Young-Hui Chang, from Georgia Institute of Technology, and Lena Ting, from Emory University, used two dead animals donated by a local zoo, to study the mechanics of the bird's posture.
Surprisingly, even in death, the one-legged pose can readily be maintained and is in fact more stable than trying to stand the birds up on two legs, the duo explain in a paper detailing their studies in the journal Biology Letters.
The pair also stood 8 living juvenile flamingos on pressure plates and compared their movements when they were awake and while they were asleep. The birds swayed seven times less while they slept.
The findings suggest that the one-legged pose can be maintained passively, with very little energy input from the bird, although Ting and Chang don't yet know precisely how the bird's anatomy enables it to do this.

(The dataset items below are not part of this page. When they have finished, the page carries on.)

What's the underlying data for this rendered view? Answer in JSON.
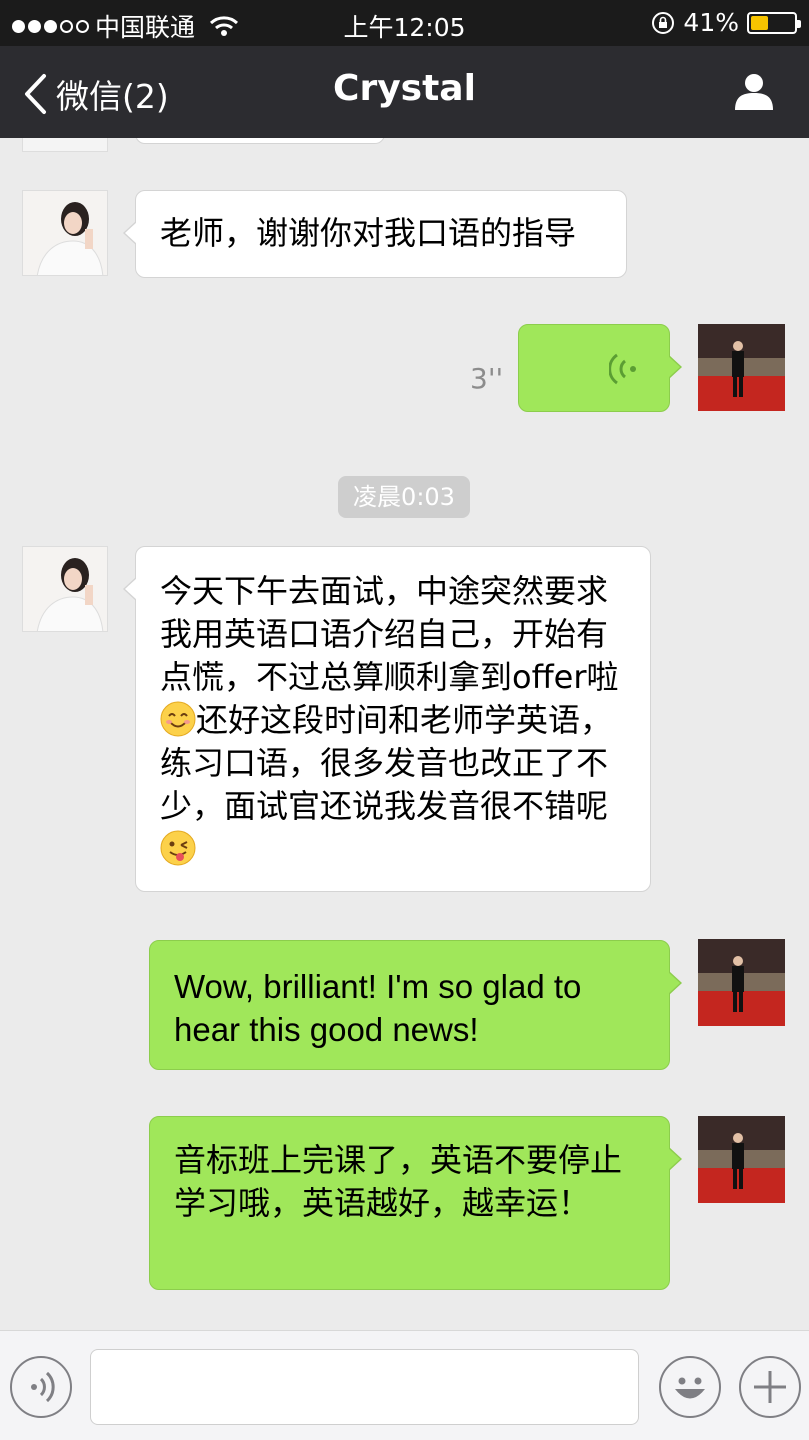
{
  "status_bar": {
    "carrier": "中国联通",
    "time": "上午12:05",
    "battery": "41%",
    "battery_level": 0.41
  },
  "nav": {
    "back_label": "微信(2)",
    "title": "Crystal"
  },
  "messages": {
    "m1": "老师，谢谢你对我口语的指导",
    "voice_duration": "3''",
    "timestamp": "凌晨0:03",
    "m2_part1": "今天下午去面试，中途突然要求我用英语口语介绍自己，开始有点慌，不过总算顺利拿到offer啦",
    "m2_part2": "还好这段时间和老师学英语，练习口语，很多发音也改正了不少，面试官还说我发音很不错呢",
    "m3": "Wow, brilliant! I'm so glad to hear this good news!",
    "m4": "音标班上完课了，英语不要停止学习哦，英语越好，越幸运！"
  },
  "icons": {
    "back": "chevron-left-icon",
    "profile": "person-icon",
    "voice": "voice-wave-icon",
    "emoji_smile": "smile-emoji-icon",
    "emoji_wink": "wink-tongue-emoji-icon",
    "voice_input": "voice-input-icon",
    "emoji_button": "emoji-icon",
    "plus": "plus-icon"
  },
  "colors": {
    "outgoing_bubble": "#a0e75a",
    "incoming_bubble": "#ffffff",
    "chat_background": "#ebebeb",
    "nav_background": "#2c2c30"
  }
}
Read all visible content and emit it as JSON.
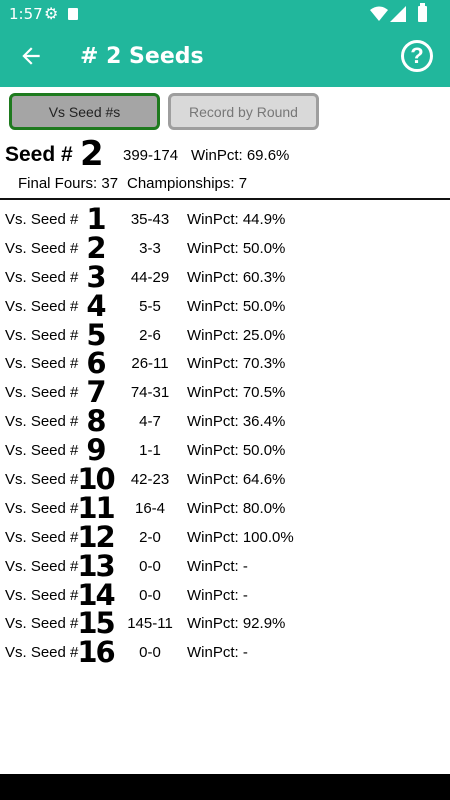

The knee and hip appears to incorporate some sort of "stay apparatus" which enables the forces trying to move the joints to be balanced and locked so that the leg remains in position, with the foot beneath the centre of the body, but without burning energy to maintain the position.
The research could, the pair say, explain why many birds - other than just flamingos - similarly adopt a one-legged pose.
More practically, understanding the mechanics of the system could lead to improved prosthetic designs for human amputees and also more energy-efficient robotics.